Album reviews: Tom Jones gets poignant, and Royal Blood singer makes the most of sobriety
Tom Jones.
As might be expected of an artist whose career encompasses the entire sweep of rock ’n roll history, Tom Jones has taken on many guises through his life in music.
He was the male Shirley Bassey in the Sixties — or, perhaps, Glamorgan’s answer to Frank Sinatra. And then in the late Nineties, he became an unlikely pop star with ‘Sexbomb’ and a frisky cover of Talking Heads’ ‘Burn’ Down The House’.
‘Sexbomb’, it is fair to say, is not an influence on his 41st studio album. Surrounded By Time is an emotion-soaked meditation on the death in 2016 of Linda, Jones’s wife of 59 years.
Devastated by her passing, he worried he might never sing again. And on Surrounded By Time, he reckons at age 80 with the fall-out — and the perspectives it has brought on loss, grief and his own mortality.

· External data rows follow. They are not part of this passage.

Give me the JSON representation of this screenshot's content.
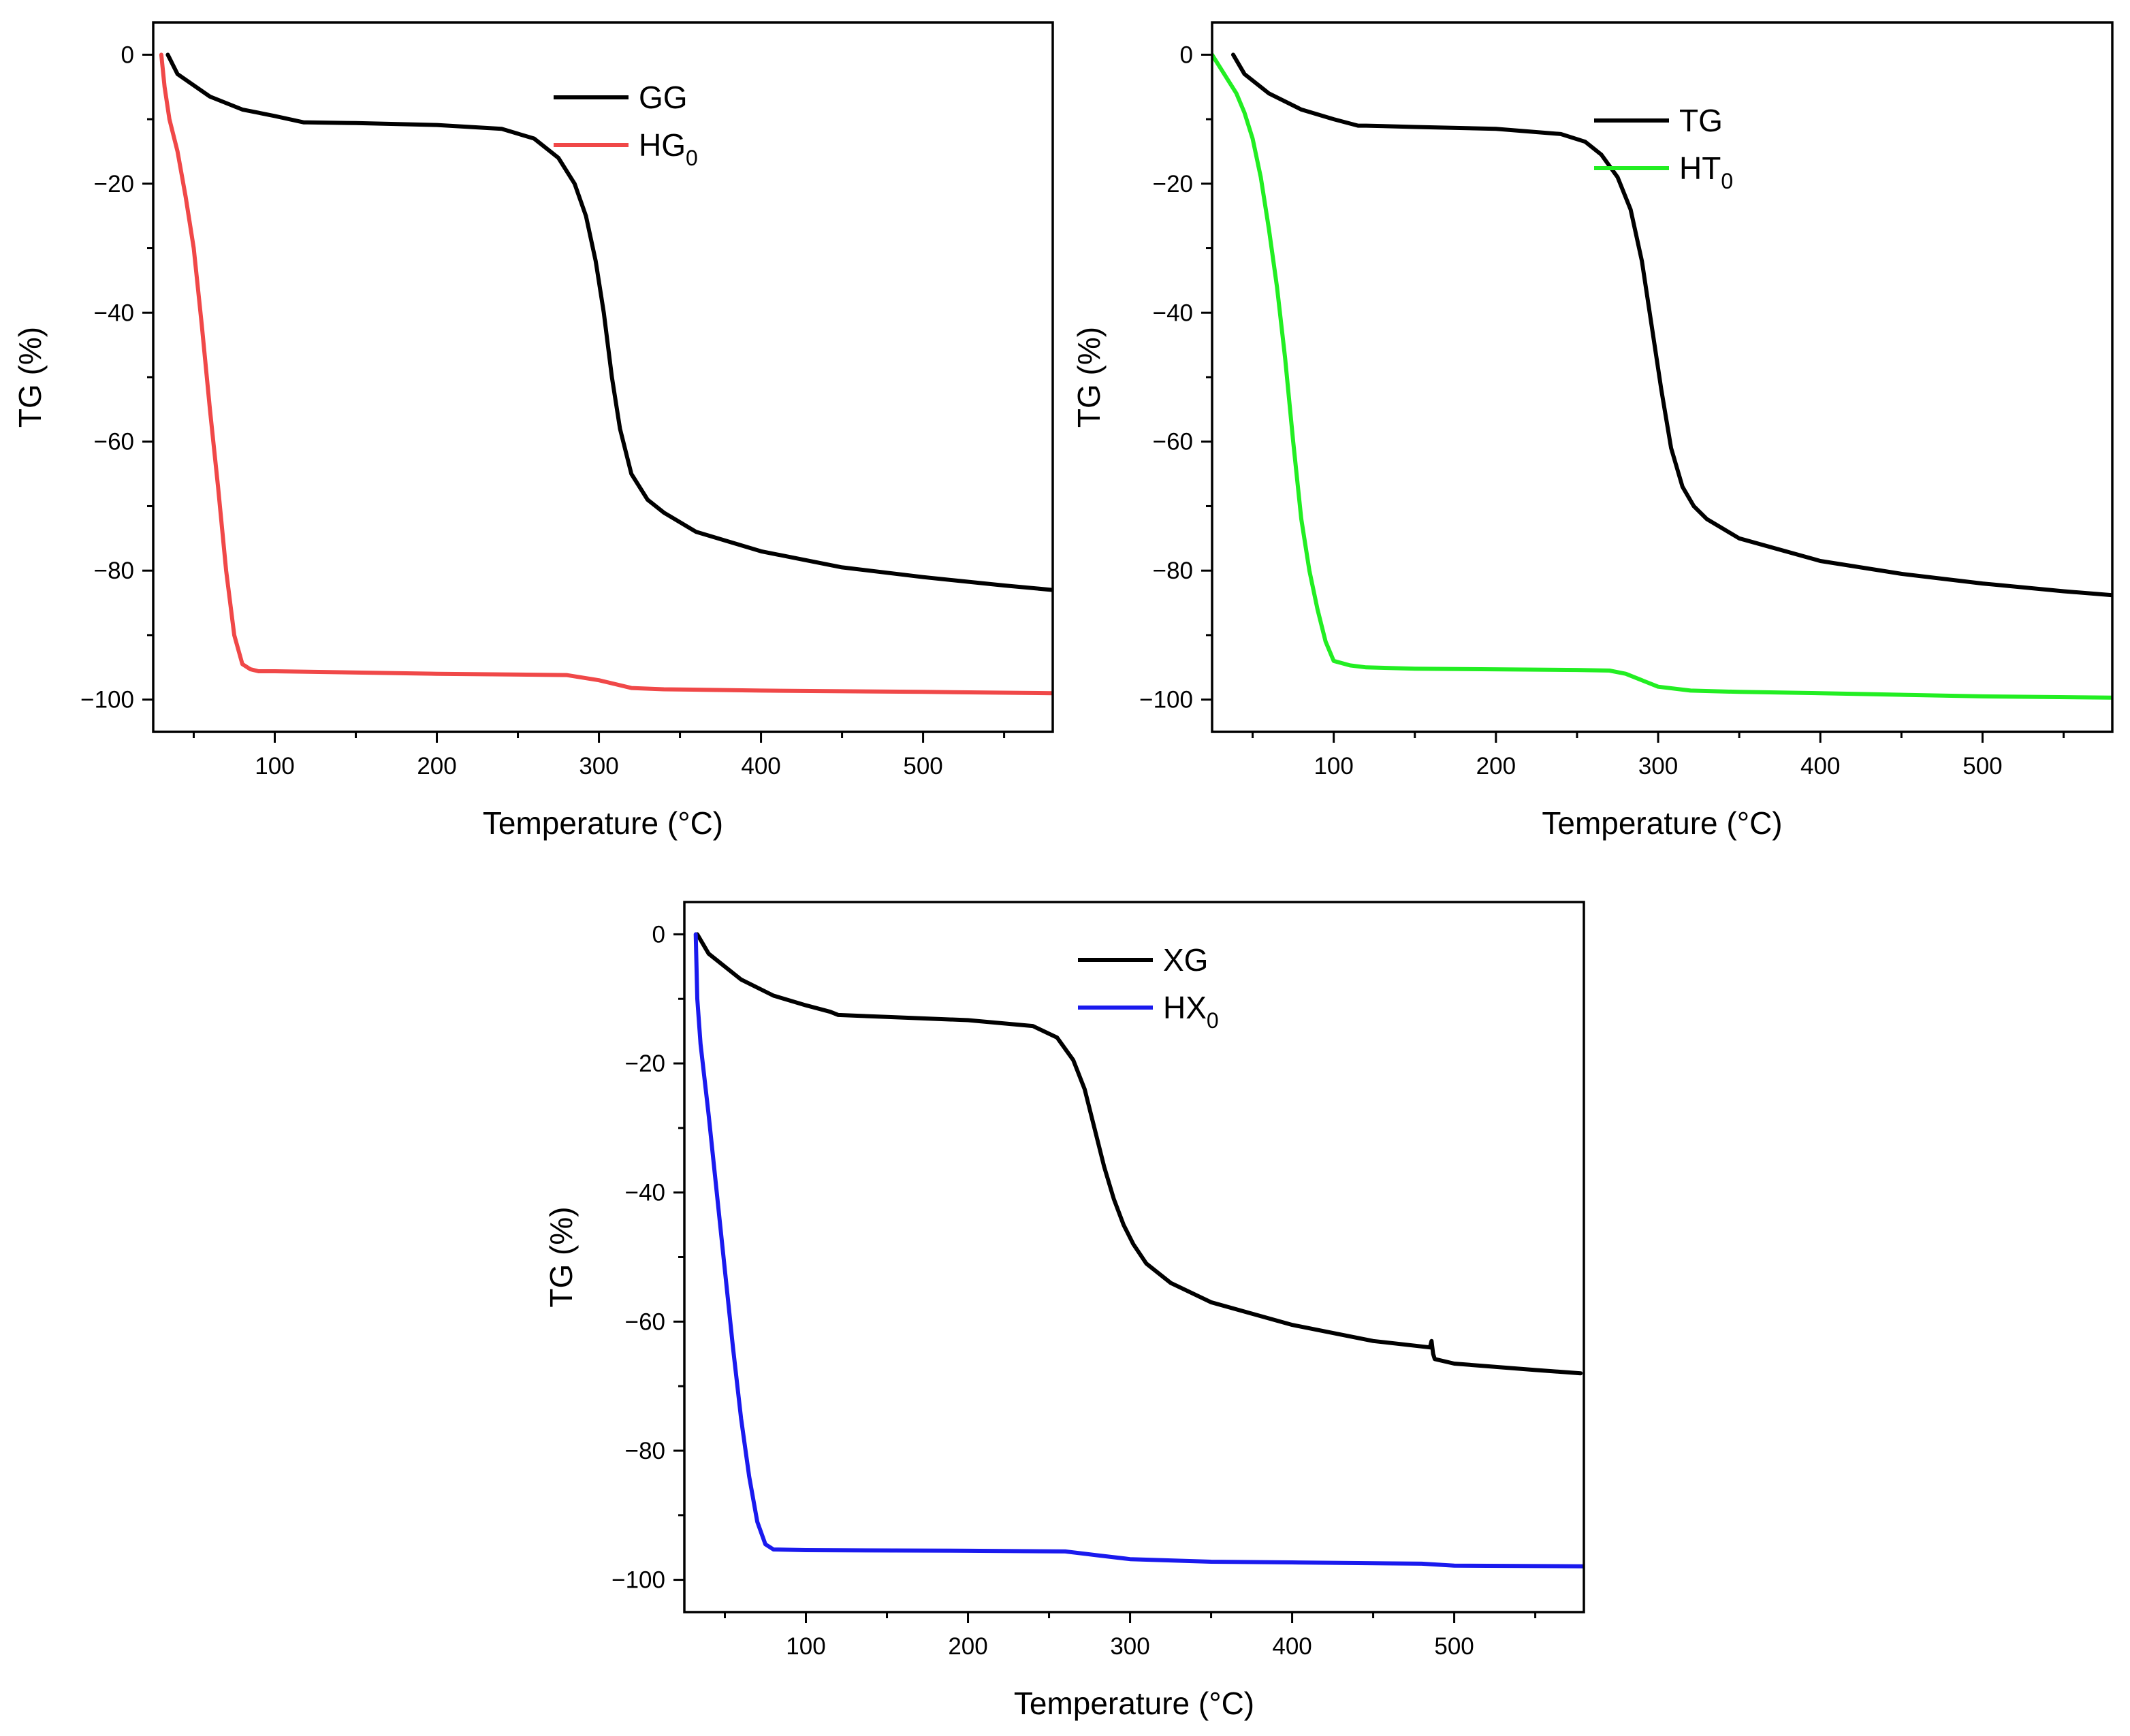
{
  "chart_data": [
    {
      "type": "line",
      "xlabel": "Temperature (°C)",
      "ylabel": "TG (%)",
      "xlim": [
        25,
        580
      ],
      "ylim": [
        -105,
        5
      ],
      "x_ticks": [
        100,
        200,
        300,
        400,
        500
      ],
      "y_ticks": [
        0,
        -20,
        -40,
        -60,
        -80,
        -100
      ],
      "legend_position": "top-center",
      "series": [
        {
          "name": "GG",
          "name_sub": "",
          "color": "#000000",
          "x": [
            34,
            40,
            60,
            80,
            100,
            118,
            120,
            150,
            200,
            240,
            260,
            275,
            285,
            292,
            298,
            303,
            308,
            313,
            320,
            330,
            340,
            360,
            400,
            450,
            500,
            550,
            580
          ],
          "y": [
            0,
            -3,
            -6.5,
            -8.5,
            -9.5,
            -10.5,
            -10.5,
            -10.6,
            -10.9,
            -11.5,
            -13,
            -16,
            -20,
            -25,
            -32,
            -40,
            -50,
            -58,
            -65,
            -69,
            -71,
            -74,
            -77,
            -79.5,
            -81,
            -82.3,
            -83
          ]
        },
        {
          "name": "HG",
          "name_sub": "0",
          "color": "#f04848",
          "x": [
            30,
            32,
            35,
            40,
            45,
            50,
            55,
            60,
            65,
            70,
            75,
            80,
            85,
            90,
            100,
            200,
            280,
            300,
            320,
            340,
            400,
            500,
            580
          ],
          "y": [
            0,
            -5,
            -10,
            -15,
            -22,
            -30,
            -42,
            -55,
            -67,
            -80,
            -90,
            -94.5,
            -95.3,
            -95.6,
            -95.6,
            -96,
            -96.2,
            -97,
            -98.2,
            -98.4,
            -98.6,
            -98.8,
            -99
          ]
        }
      ]
    },
    {
      "type": "line",
      "xlabel": "Temperature (°C)",
      "ylabel": "TG (%)",
      "xlim": [
        25,
        580
      ],
      "ylim": [
        -105,
        5
      ],
      "x_ticks": [
        100,
        200,
        300,
        400,
        500
      ],
      "y_ticks": [
        0,
        -20,
        -40,
        -60,
        -80,
        -100
      ],
      "legend_position": "top-right",
      "series": [
        {
          "name": "TG",
          "name_sub": "",
          "color": "#000000",
          "x": [
            38,
            45,
            60,
            80,
            100,
            115,
            120,
            150,
            200,
            240,
            255,
            265,
            275,
            283,
            290,
            296,
            302,
            308,
            315,
            322,
            330,
            350,
            400,
            450,
            500,
            550,
            580
          ],
          "y": [
            0,
            -3,
            -6,
            -8.5,
            -10,
            -11,
            -11,
            -11.2,
            -11.5,
            -12.3,
            -13.5,
            -15.5,
            -19,
            -24,
            -32,
            -42,
            -52,
            -61,
            -67,
            -70,
            -72,
            -75,
            -78.5,
            -80.5,
            -82,
            -83.2,
            -83.8
          ]
        },
        {
          "name": "HT",
          "name_sub": "0",
          "color": "#22ee22",
          "x": [
            25,
            30,
            35,
            40,
            45,
            50,
            55,
            60,
            65,
            70,
            75,
            80,
            85,
            90,
            95,
            100,
            110,
            120,
            150,
            250,
            270,
            280,
            290,
            300,
            320,
            350,
            400,
            500,
            580
          ],
          "y": [
            0,
            -2,
            -4,
            -6,
            -9,
            -13,
            -19,
            -27,
            -36,
            -47,
            -60,
            -72,
            -80,
            -86,
            -91,
            -94,
            -94.7,
            -95,
            -95.2,
            -95.4,
            -95.5,
            -96,
            -97,
            -98,
            -98.6,
            -98.8,
            -99,
            -99.5,
            -99.7
          ]
        }
      ]
    },
    {
      "type": "line",
      "xlabel": "Temperature (°C)",
      "ylabel": "TG (%)",
      "xlim": [
        25,
        580
      ],
      "ylim": [
        -105,
        5
      ],
      "x_ticks": [
        100,
        200,
        300,
        400,
        500
      ],
      "y_ticks": [
        0,
        -20,
        -40,
        -60,
        -80,
        -100
      ],
      "legend_position": "top-right",
      "series": [
        {
          "name": "XG",
          "name_sub": "",
          "color": "#000000",
          "x": [
            33,
            40,
            60,
            80,
            100,
            115,
            120,
            150,
            200,
            240,
            255,
            265,
            272,
            278,
            284,
            290,
            296,
            302,
            310,
            325,
            350,
            400,
            450,
            485,
            486,
            487,
            488,
            500,
            550,
            578
          ],
          "y": [
            0,
            -3,
            -7,
            -9.5,
            -11,
            -12,
            -12.5,
            -12.8,
            -13.3,
            -14.2,
            -16,
            -19.5,
            -24,
            -30,
            -36,
            -41,
            -45,
            -48,
            -51,
            -54,
            -57,
            -60.5,
            -63,
            -64,
            -63,
            -65,
            -65.8,
            -66.5,
            -67.5,
            -68
          ]
        },
        {
          "name": "HX",
          "name_sub": "0",
          "color": "#1a1aee",
          "x": [
            32,
            33,
            35,
            40,
            45,
            50,
            55,
            60,
            65,
            70,
            75,
            80,
            100,
            200,
            260,
            280,
            300,
            350,
            400,
            480,
            500,
            580
          ],
          "y": [
            0,
            -10,
            -17,
            -28,
            -40,
            -52,
            -64,
            -75,
            -84,
            -91,
            -94.5,
            -95.3,
            -95.4,
            -95.5,
            -95.6,
            -96.2,
            -96.8,
            -97.2,
            -97.3,
            -97.5,
            -97.8,
            -97.9
          ]
        }
      ]
    }
  ]
}
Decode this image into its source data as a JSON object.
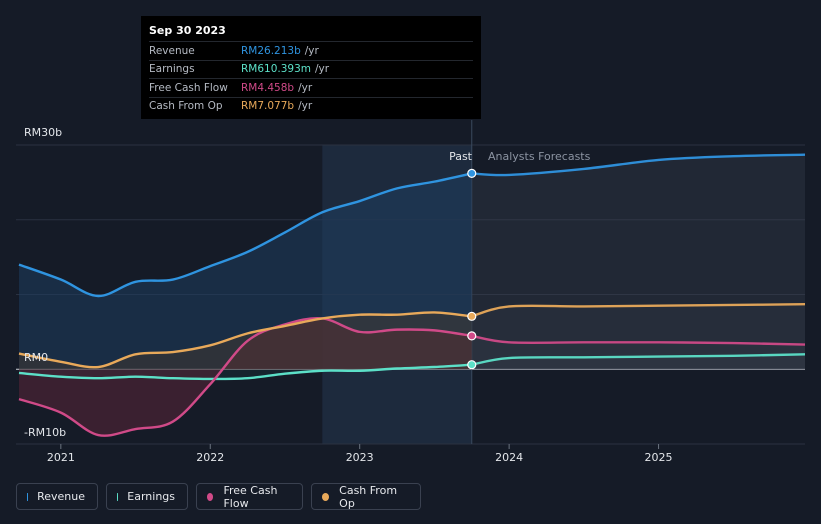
{
  "colors": {
    "revenue": "#2f94e0",
    "earnings": "#5ce0c8",
    "fcf": "#d04a88",
    "cfo": "#e8a95a"
  },
  "tooltip": {
    "date": "Sep 30 2023",
    "rows": [
      {
        "label": "Revenue",
        "value": "RM26.213b",
        "unit": "/yr",
        "color": "#2f94e0"
      },
      {
        "label": "Earnings",
        "value": "RM610.393m",
        "unit": "/yr",
        "color": "#5ce0c8"
      },
      {
        "label": "Free Cash Flow",
        "value": "RM4.458b",
        "unit": "/yr",
        "color": "#d04a88"
      },
      {
        "label": "Cash From Op",
        "value": "RM7.077b",
        "unit": "/yr",
        "color": "#e8a95a"
      }
    ]
  },
  "chart_data": {
    "type": "line",
    "ylim": [
      -10,
      30
    ],
    "x_range": [
      2020.7,
      2025.98
    ],
    "past_end": 2023.75,
    "highlight_start": 2022.75,
    "y_tick_labels": [
      {
        "label": "RM30b",
        "value": 30
      },
      {
        "label": "RM0",
        "value": 0
      },
      {
        "label": "-RM10b",
        "value": -10
      }
    ],
    "x_tick_labels": [
      {
        "label": "2021",
        "value": 2021
      },
      {
        "label": "2022",
        "value": 2022
      },
      {
        "label": "2023",
        "value": 2023
      },
      {
        "label": "2024",
        "value": 2024
      },
      {
        "label": "2025",
        "value": 2025
      }
    ],
    "past_label": "Past",
    "forecast_label": "Analysts Forecasts",
    "series": [
      {
        "name": "Revenue",
        "key": "revenue",
        "x": [
          2020.72,
          2021.0,
          2021.25,
          2021.5,
          2021.75,
          2022.0,
          2022.25,
          2022.5,
          2022.75,
          2023.0,
          2023.25,
          2023.5,
          2023.75
        ],
        "y": [
          14.0,
          12.0,
          9.8,
          11.7,
          12.0,
          13.8,
          15.7,
          18.3,
          21.0,
          22.5,
          24.2,
          25.1,
          26.2
        ],
        "forecast_x": [
          2023.75,
          2024.0,
          2024.5,
          2025.0,
          2025.5,
          2025.98
        ],
        "forecast_y": [
          26.2,
          26.0,
          26.8,
          28.0,
          28.5,
          28.7
        ]
      },
      {
        "name": "Earnings",
        "key": "earnings",
        "x": [
          2020.72,
          2021.0,
          2021.25,
          2021.5,
          2021.75,
          2022.0,
          2022.25,
          2022.5,
          2022.75,
          2023.0,
          2023.25,
          2023.5,
          2023.75
        ],
        "y": [
          -0.5,
          -1.0,
          -1.2,
          -1.0,
          -1.2,
          -1.3,
          -1.2,
          -0.6,
          -0.2,
          -0.2,
          0.1,
          0.3,
          0.61
        ],
        "forecast_x": [
          2023.75,
          2024.0,
          2024.5,
          2025.0,
          2025.5,
          2025.98
        ],
        "forecast_y": [
          0.61,
          1.5,
          1.6,
          1.7,
          1.8,
          2.0
        ]
      },
      {
        "name": "Free Cash Flow",
        "key": "fcf",
        "x": [
          2020.72,
          2021.0,
          2021.25,
          2021.5,
          2021.75,
          2022.0,
          2022.25,
          2022.5,
          2022.75,
          2023.0,
          2023.25,
          2023.5,
          2023.75
        ],
        "y": [
          -4.0,
          -5.8,
          -8.8,
          -8.0,
          -7.0,
          -2.0,
          3.8,
          6.0,
          6.8,
          5.0,
          5.3,
          5.2,
          4.46
        ],
        "forecast_x": [
          2023.75,
          2024.0,
          2024.5,
          2025.0,
          2025.5,
          2025.98
        ],
        "forecast_y": [
          4.46,
          3.6,
          3.6,
          3.6,
          3.5,
          3.3
        ]
      },
      {
        "name": "Cash From Op",
        "key": "cfo",
        "x": [
          2020.72,
          2021.0,
          2021.25,
          2021.5,
          2021.75,
          2022.0,
          2022.25,
          2022.5,
          2022.75,
          2023.0,
          2023.25,
          2023.5,
          2023.75
        ],
        "y": [
          2.1,
          1.0,
          0.3,
          2.0,
          2.3,
          3.2,
          4.8,
          5.8,
          6.8,
          7.3,
          7.3,
          7.6,
          7.08
        ],
        "forecast_x": [
          2023.75,
          2024.0,
          2024.5,
          2025.0,
          2025.5,
          2025.98
        ],
        "forecast_y": [
          7.08,
          8.4,
          8.4,
          8.5,
          8.6,
          8.7
        ]
      }
    ]
  },
  "legend": [
    {
      "label": "Revenue",
      "key": "revenue"
    },
    {
      "label": "Earnings",
      "key": "earnings"
    },
    {
      "label": "Free Cash Flow",
      "key": "fcf"
    },
    {
      "label": "Cash From Op",
      "key": "cfo"
    }
  ]
}
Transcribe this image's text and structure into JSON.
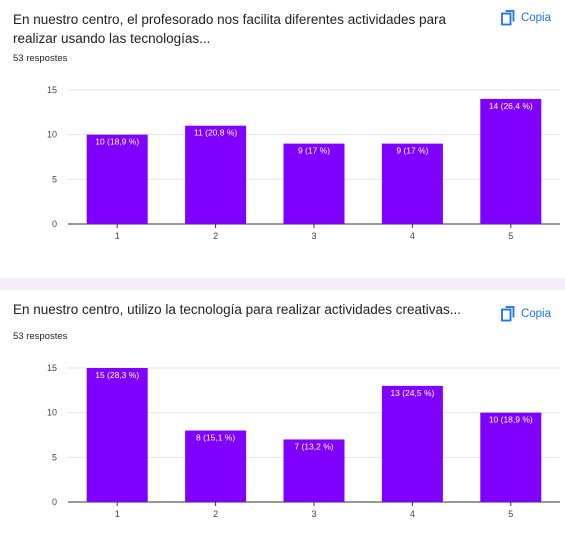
{
  "accent": "#1a73e8",
  "bar_color": "#8000ff",
  "questions": [
    {
      "text": "En nuestro centro, el profesorado nos facilita diferentes actividades para realizar usando las tecnologías...",
      "responses": "53 respostes",
      "copy_label": "Copia",
      "copy_icon": "copy-icon"
    },
    {
      "text": "En nuestro centro, utilizo la tecnología para realizar actividades creativas...",
      "responses": "53 respostes",
      "copy_label": "Copia",
      "copy_icon": "copy-icon"
    }
  ],
  "chart_data": [
    {
      "type": "bar",
      "categories": [
        "1",
        "2",
        "3",
        "4",
        "5"
      ],
      "values": [
        10,
        11,
        9,
        9,
        14
      ],
      "data_labels": [
        "10 (18,9 %)",
        "11 (20,8 %)",
        "9 (17 %)",
        "9 (17 %)",
        "14 (26,4 %)"
      ],
      "yticks": [
        0,
        5,
        10,
        15
      ],
      "ylim": [
        0,
        15
      ],
      "grid": true
    },
    {
      "type": "bar",
      "categories": [
        "1",
        "2",
        "3",
        "4",
        "5"
      ],
      "values": [
        15,
        8,
        7,
        13,
        10
      ],
      "data_labels": [
        "15 (28,3 %)",
        "8 (15,1 %)",
        "7 (13,2 %)",
        "13 (24,5 %)",
        "10 (18,9 %)"
      ],
      "yticks": [
        0,
        5,
        10,
        15
      ],
      "ylim": [
        0,
        15
      ],
      "grid": true
    }
  ]
}
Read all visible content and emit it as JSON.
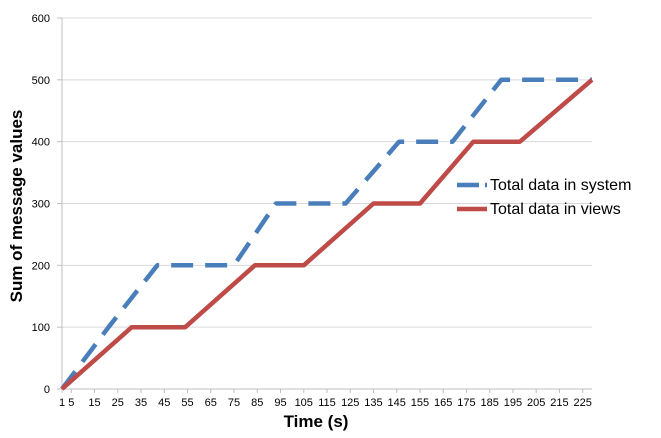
{
  "chart_data": {
    "type": "line",
    "xlabel": "Time (s)",
    "ylabel": "Sum of message values",
    "ylim": [
      0,
      600
    ],
    "yticks": [
      0,
      100,
      200,
      300,
      400,
      500,
      600
    ],
    "xlim": [
      1,
      229
    ],
    "xtick_labels": [
      "1",
      "5",
      "15",
      "25",
      "35",
      "45",
      "55",
      "65",
      "75",
      "85",
      "95",
      "105",
      "115",
      "125",
      "135",
      "145",
      "155",
      "165",
      "175",
      "185",
      "195",
      "205",
      "215",
      "225"
    ],
    "grid": "horizontal",
    "legend_position": "right",
    "series": [
      {
        "name": "Total data in system",
        "color": "#4a7ebb",
        "line_style": "dashed",
        "x": [
          1,
          21,
          42,
          75,
          93,
          123,
          146,
          169,
          190,
          229
        ],
        "y": [
          0,
          100,
          200,
          200,
          300,
          300,
          400,
          400,
          500,
          500
        ]
      },
      {
        "name": "Total data in views",
        "color": "#be4b48",
        "line_style": "solid",
        "x": [
          1,
          31,
          54,
          84,
          105,
          135,
          155,
          178,
          198,
          229
        ],
        "y": [
          0,
          100,
          100,
          200,
          200,
          300,
          300,
          400,
          400,
          500
        ]
      }
    ]
  }
}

In many ways, Jones was not a perfect husband, and has spoken about his many infidelities on the road. Yet he does not hide his vulnerabilities on the new LP his fourth collaboration with Laura Marling and Kings of Leon producer Ethan Johns.
The vibe is contemplative as he delves into Cat Steven’s ‘Pop Star’. In its original guise, the tune was a riposte to record executives pressing Stevens to write hits to order.
Here, it is a brooding reflection on Jones’ seven decades in music. He later tackles Mike Scott’s ‘This Is The Sea’, conjuring with the same sense of big-sky wonder that rippled through The Waterboys version.
Jones is also in the mood to take risks. His voice is paired with a electric sitar on ‘No Hole in My Head’, a hit for protest singer Malvina Reynolds.
And he goes fully down the rabbit hole on Terry Callier’s ‘Lazarus Man’, crooning in an bruised chant against a backdrop of experimental jazz.
Royal Blood very nearly didn’t make it to their third album. Burnt out and in the throes of alcohol addiction, singer Mike Kerr was at the end of his tether — both personally and creatively.
Lifestyle issues aside, he feared he had taken Royal Blood’s Metallica-meets-White Stripes formula as far as it could be pushed.
But rather than throw in the towel he punched back. With sobriety bringing new perspectives, he and drummer Ben Thatcher have pivoted away from their heavy rock influences and instead drawn on Daft Punk, Justice and the Bee Gees. The result is a rollicking record with buoyant bangers (‘Trouble’s Coming’) and a precision-tooled hook-up with Queens of the Stone Age’s Josh Homme (‘Boilermaker’).
Those who didn’t get Royal Blood first time around are unlikely to be won over. The formula may have changed but this is the same duo churning out a ruckus. However, fans of their first two LPs will be cheered to hear Kerr and Thatcher shift the blueprint even as they continue to kick up a storm.